Let $G$ be simple undirected graph and $e=uv\in E(G)$.
The imbalance of the edge $e$ is the value $imb(e)=|d(u)-d(v)|$.
Let $M_{G}$ denotes the imbalance sequence (or more correctly, multiset of all edge imbalances) of $G$.
I can prove that if $T$ is a tree, then $M_{T}$ is graphic.
However, in general case it isn't true. See A question on graphic sequences for simple counterexamples.
Based on these I came to the next
Imbalance Conjecture: Suppose that for all edges $e\in E(G)$ we have $imb(e)>0$. Then $M_{G}$ is graphic.

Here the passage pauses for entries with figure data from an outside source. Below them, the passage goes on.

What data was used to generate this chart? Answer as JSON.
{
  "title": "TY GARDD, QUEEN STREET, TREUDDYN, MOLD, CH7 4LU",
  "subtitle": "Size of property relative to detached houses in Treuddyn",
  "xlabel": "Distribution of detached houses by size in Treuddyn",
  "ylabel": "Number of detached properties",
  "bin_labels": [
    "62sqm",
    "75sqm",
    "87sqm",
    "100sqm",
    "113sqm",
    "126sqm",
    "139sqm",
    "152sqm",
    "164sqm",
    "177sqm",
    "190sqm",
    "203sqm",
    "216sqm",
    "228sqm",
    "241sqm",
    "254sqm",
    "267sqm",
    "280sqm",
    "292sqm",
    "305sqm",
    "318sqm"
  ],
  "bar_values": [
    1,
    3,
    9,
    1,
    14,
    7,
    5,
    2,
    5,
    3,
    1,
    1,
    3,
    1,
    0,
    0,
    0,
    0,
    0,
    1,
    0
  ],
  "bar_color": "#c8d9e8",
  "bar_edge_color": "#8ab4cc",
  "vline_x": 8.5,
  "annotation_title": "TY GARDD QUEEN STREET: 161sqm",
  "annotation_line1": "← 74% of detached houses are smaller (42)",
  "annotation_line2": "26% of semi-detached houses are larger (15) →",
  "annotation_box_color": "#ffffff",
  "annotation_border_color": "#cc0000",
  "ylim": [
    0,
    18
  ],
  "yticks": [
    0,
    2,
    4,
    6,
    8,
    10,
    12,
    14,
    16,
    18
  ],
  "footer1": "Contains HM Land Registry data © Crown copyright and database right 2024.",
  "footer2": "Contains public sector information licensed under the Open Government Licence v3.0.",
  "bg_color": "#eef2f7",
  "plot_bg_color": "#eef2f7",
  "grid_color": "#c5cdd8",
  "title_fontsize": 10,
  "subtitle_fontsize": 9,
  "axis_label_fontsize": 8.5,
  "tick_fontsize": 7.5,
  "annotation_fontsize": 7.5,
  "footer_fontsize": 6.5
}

ADDED 1: Vova Skochko, a good friend of mine, verified the conjecture for all such graphs with $\leq 9$ vertices.
ADDED 2: Recall that the value $Irr(G)=\sum_{e\in E(G)}imb(e)$ is called irregularity of $G$.
In light of Erdos-Gallai theorem the Imbalance Conjecture is equivalent to the next statement
Suppose that for all edges $e\in E(G)$ we have $imb(e)>0$. Then for all $E'\subset E(G)$ it holds $$Irr(G)\leq |E'|(|E'|-1)+\sum_{e\notin E'}\left(\min\{{|E'|,imb(e)}\}+imb(e)\right).$$
I wonder does this bound on $Irr(G)$ implies other known bounds on $Irr(G)$ for such graphs?